I don’t get it…

As the San Diego Union-Tribune points out today , America is already playing catch up on cutting edge research involving embryonic stem cell research....

As the San Diego Union-Tribune points out today , America is already playing catch up on cutting edge research involving embryonic stem cell research. Embryonic stem-cell research is, as we all know, restricted at the federal level, and isn't a practice President Bush is likely to endorse between now and oh, say January 2009.

Meanwhile, says the Union-Tribune, other governments are investing heavily. The UK has committed $1.3 billion over 10 years. China is wooing scientists back home, promising resources beyond their imagination. Singapore is funding the sci-fi-sounding Biopolis. And so on.

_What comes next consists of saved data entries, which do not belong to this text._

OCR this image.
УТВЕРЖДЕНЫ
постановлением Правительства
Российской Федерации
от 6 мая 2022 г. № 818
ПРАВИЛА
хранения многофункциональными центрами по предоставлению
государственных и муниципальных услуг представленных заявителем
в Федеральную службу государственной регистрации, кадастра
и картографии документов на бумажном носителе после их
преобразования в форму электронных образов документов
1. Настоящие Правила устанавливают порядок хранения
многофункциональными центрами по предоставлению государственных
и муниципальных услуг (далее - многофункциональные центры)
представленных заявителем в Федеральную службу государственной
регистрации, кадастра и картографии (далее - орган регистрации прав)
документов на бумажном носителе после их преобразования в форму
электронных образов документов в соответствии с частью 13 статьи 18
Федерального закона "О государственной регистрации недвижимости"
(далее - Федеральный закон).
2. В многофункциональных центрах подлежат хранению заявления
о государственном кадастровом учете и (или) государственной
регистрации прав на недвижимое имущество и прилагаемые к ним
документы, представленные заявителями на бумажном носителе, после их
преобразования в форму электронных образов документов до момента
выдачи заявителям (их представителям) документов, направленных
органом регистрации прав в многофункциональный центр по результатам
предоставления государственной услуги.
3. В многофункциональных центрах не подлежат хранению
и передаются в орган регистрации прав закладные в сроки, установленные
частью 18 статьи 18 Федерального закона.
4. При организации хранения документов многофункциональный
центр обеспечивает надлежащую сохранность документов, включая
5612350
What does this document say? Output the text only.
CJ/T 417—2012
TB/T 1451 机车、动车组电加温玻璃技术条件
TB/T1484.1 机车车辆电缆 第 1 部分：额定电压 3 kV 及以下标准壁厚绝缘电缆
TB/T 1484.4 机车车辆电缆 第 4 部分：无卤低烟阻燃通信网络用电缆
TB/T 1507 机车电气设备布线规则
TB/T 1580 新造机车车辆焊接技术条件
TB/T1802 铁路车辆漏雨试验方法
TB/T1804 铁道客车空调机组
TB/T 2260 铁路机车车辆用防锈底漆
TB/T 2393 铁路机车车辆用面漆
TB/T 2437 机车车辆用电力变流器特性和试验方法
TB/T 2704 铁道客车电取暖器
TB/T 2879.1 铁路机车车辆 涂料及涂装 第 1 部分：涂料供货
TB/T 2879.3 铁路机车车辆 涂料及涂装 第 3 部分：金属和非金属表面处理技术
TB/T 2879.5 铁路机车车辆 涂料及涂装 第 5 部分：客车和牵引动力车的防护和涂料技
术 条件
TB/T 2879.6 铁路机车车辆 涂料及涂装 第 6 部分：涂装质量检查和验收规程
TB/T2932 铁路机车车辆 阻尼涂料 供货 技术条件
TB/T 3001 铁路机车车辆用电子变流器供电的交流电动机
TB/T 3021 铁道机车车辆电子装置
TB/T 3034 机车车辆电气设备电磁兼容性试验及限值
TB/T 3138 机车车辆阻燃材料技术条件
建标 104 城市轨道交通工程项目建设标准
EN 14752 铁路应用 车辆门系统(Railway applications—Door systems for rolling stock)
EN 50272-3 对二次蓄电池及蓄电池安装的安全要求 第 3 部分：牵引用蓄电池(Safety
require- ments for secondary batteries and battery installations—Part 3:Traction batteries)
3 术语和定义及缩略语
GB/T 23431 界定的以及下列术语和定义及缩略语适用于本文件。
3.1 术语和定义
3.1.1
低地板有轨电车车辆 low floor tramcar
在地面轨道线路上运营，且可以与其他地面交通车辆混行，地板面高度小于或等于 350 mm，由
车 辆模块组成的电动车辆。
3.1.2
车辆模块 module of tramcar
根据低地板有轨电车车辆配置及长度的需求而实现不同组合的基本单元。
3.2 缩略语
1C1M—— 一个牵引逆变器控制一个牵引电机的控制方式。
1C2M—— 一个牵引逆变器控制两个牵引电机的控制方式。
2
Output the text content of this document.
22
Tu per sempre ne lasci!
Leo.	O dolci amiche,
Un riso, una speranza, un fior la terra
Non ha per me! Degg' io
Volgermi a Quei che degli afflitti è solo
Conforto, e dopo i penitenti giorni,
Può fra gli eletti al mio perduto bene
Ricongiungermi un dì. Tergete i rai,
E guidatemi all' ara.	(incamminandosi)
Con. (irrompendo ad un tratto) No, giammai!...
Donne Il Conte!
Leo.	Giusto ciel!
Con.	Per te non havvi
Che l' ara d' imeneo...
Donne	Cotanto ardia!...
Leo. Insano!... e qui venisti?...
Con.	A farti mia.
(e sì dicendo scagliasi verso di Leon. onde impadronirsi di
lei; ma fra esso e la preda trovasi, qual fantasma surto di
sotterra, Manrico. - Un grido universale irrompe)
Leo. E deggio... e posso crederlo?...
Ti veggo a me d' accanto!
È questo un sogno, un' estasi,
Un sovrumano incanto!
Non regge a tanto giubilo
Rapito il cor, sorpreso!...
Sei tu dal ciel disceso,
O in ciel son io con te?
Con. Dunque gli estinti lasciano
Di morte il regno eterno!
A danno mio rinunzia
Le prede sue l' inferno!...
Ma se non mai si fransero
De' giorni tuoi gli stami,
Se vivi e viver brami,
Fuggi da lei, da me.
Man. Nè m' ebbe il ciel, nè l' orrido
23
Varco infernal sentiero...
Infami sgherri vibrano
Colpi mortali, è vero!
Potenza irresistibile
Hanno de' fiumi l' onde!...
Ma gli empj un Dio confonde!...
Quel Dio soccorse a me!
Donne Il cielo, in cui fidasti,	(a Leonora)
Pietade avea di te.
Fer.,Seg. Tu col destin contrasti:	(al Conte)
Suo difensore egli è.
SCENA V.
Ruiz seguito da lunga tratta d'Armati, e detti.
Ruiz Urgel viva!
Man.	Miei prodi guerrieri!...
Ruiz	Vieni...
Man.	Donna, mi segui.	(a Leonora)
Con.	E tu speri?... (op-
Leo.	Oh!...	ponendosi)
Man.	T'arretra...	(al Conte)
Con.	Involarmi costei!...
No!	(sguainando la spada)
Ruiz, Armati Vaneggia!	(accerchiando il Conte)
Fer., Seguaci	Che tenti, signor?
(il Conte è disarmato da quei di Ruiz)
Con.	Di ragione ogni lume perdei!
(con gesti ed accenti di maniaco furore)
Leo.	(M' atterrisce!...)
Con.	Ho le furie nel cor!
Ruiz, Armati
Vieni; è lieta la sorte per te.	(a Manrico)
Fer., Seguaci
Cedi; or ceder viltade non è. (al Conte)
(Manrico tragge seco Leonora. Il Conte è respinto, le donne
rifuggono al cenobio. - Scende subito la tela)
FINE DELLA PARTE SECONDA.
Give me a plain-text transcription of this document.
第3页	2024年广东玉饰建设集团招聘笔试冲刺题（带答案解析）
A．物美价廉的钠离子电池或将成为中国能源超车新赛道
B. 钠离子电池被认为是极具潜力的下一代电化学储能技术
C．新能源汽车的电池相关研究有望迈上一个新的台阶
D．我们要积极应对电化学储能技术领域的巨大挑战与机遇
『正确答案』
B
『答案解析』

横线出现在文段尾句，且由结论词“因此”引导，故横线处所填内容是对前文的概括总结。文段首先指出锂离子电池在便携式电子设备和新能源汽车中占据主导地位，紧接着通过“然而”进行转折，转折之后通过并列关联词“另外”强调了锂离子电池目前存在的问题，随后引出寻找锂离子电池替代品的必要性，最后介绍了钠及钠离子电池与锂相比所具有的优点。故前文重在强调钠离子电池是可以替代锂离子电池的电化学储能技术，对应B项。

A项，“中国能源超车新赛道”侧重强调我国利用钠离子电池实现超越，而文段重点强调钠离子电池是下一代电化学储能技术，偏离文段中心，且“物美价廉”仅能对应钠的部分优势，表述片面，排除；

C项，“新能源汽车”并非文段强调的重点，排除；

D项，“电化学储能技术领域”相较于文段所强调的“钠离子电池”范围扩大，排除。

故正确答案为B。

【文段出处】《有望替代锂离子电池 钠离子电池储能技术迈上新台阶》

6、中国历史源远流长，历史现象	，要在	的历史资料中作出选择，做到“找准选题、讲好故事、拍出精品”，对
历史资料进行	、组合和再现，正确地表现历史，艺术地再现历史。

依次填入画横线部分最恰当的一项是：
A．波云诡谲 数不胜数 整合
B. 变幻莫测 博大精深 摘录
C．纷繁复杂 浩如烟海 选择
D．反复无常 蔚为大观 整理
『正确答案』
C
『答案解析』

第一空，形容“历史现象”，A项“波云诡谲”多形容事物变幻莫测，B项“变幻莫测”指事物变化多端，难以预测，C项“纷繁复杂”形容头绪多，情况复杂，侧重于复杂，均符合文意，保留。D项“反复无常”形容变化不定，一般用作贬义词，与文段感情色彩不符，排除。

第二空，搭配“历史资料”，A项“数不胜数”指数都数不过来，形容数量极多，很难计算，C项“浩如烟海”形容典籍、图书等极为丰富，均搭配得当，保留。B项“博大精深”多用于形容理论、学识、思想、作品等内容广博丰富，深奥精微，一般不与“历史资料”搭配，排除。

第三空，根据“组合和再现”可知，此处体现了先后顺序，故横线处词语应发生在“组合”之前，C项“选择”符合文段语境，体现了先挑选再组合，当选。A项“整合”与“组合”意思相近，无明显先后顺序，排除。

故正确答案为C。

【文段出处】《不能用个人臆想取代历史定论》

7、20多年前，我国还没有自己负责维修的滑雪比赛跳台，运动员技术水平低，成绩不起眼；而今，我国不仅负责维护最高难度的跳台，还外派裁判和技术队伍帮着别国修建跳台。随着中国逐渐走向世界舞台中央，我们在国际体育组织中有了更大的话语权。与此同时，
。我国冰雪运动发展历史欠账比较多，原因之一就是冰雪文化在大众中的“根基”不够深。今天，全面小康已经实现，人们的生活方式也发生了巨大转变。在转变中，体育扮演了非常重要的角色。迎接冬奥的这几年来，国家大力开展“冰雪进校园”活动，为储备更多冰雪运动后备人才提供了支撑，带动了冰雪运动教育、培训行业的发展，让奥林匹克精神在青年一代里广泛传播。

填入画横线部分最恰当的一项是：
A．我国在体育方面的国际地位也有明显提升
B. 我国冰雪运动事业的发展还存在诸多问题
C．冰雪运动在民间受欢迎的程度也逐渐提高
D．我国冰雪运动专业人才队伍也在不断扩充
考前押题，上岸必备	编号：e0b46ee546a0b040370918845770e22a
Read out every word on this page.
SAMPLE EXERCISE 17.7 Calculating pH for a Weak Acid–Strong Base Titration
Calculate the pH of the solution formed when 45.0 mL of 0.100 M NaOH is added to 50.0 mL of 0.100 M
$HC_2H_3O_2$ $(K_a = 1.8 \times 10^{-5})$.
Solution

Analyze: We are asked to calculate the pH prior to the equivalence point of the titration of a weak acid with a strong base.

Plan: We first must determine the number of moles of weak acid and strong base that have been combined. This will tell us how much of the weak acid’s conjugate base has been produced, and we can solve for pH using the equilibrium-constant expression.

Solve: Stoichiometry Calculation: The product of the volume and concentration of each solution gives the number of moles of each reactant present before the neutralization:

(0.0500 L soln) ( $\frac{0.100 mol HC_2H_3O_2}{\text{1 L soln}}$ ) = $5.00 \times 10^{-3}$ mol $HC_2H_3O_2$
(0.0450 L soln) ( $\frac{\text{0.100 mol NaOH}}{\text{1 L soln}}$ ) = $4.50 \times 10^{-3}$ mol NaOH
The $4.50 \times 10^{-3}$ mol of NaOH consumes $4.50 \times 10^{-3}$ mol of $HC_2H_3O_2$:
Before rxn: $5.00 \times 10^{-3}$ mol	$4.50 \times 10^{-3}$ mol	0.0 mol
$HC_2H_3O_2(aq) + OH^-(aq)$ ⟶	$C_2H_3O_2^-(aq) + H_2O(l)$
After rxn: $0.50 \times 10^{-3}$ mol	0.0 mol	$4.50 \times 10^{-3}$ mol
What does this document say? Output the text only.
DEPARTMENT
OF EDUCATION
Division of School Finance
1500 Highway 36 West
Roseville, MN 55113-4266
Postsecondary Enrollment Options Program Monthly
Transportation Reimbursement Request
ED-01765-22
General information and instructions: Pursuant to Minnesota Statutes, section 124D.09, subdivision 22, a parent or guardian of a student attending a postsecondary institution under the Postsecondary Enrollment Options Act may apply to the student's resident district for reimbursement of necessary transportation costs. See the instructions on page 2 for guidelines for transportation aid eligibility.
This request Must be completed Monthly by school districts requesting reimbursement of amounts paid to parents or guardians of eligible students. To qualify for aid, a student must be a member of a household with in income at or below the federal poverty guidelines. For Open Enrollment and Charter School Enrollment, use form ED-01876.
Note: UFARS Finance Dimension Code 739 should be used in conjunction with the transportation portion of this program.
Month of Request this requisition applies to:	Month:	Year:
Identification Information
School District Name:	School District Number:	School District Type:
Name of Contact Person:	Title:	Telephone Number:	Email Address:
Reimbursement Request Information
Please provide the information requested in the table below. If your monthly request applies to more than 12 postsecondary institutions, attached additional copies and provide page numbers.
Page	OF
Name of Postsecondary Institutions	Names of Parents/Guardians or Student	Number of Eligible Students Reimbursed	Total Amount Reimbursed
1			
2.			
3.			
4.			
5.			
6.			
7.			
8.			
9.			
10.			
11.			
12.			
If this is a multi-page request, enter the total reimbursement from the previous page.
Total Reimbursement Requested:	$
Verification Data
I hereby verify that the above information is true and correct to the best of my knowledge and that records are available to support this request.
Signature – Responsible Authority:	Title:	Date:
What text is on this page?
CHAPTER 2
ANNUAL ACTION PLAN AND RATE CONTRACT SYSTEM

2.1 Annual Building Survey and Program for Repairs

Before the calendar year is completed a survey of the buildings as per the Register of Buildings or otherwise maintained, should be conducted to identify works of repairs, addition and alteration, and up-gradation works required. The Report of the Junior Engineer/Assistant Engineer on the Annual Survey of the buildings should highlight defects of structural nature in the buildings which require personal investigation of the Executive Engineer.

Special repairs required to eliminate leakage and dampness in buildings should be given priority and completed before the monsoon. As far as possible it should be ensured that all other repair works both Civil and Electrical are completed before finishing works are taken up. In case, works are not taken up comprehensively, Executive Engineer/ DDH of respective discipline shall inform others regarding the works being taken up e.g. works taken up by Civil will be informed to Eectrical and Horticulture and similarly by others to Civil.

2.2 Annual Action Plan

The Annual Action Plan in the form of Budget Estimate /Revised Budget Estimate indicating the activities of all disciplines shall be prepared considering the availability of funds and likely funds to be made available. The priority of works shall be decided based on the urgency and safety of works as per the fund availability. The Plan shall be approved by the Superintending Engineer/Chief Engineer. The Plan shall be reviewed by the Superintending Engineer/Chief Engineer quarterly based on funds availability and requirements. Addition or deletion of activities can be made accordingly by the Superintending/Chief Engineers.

Back home, the moral and ethical debate rolls on. Some forward-thinking states are attempting to bypass Washington altogether and give a boost to their local economies. In New Jersey came the latest example : $7 million next year on finding new medical treatments and $270 million on stem cell research facilities in Camden and New Brunswick, NJ. California, Connecticut, Illinois, and Maryland have also forked out their own funding.

As PRWeek's Lisa LaMotta pointed out (sub req'd) post-election, the Missouri ballot initiative this November proved that quantity didn't mean clarity when it came to communicating about embryonic stem-cell research. In other words, folks are as confused as ever.

Job available: communicator capable of simplifying embryonic stem cell debate. Must be able to convey to public what it means, what's at stake, and whether I should listen to Michael J. Fox or Rush Limbaugh. Start ASAP.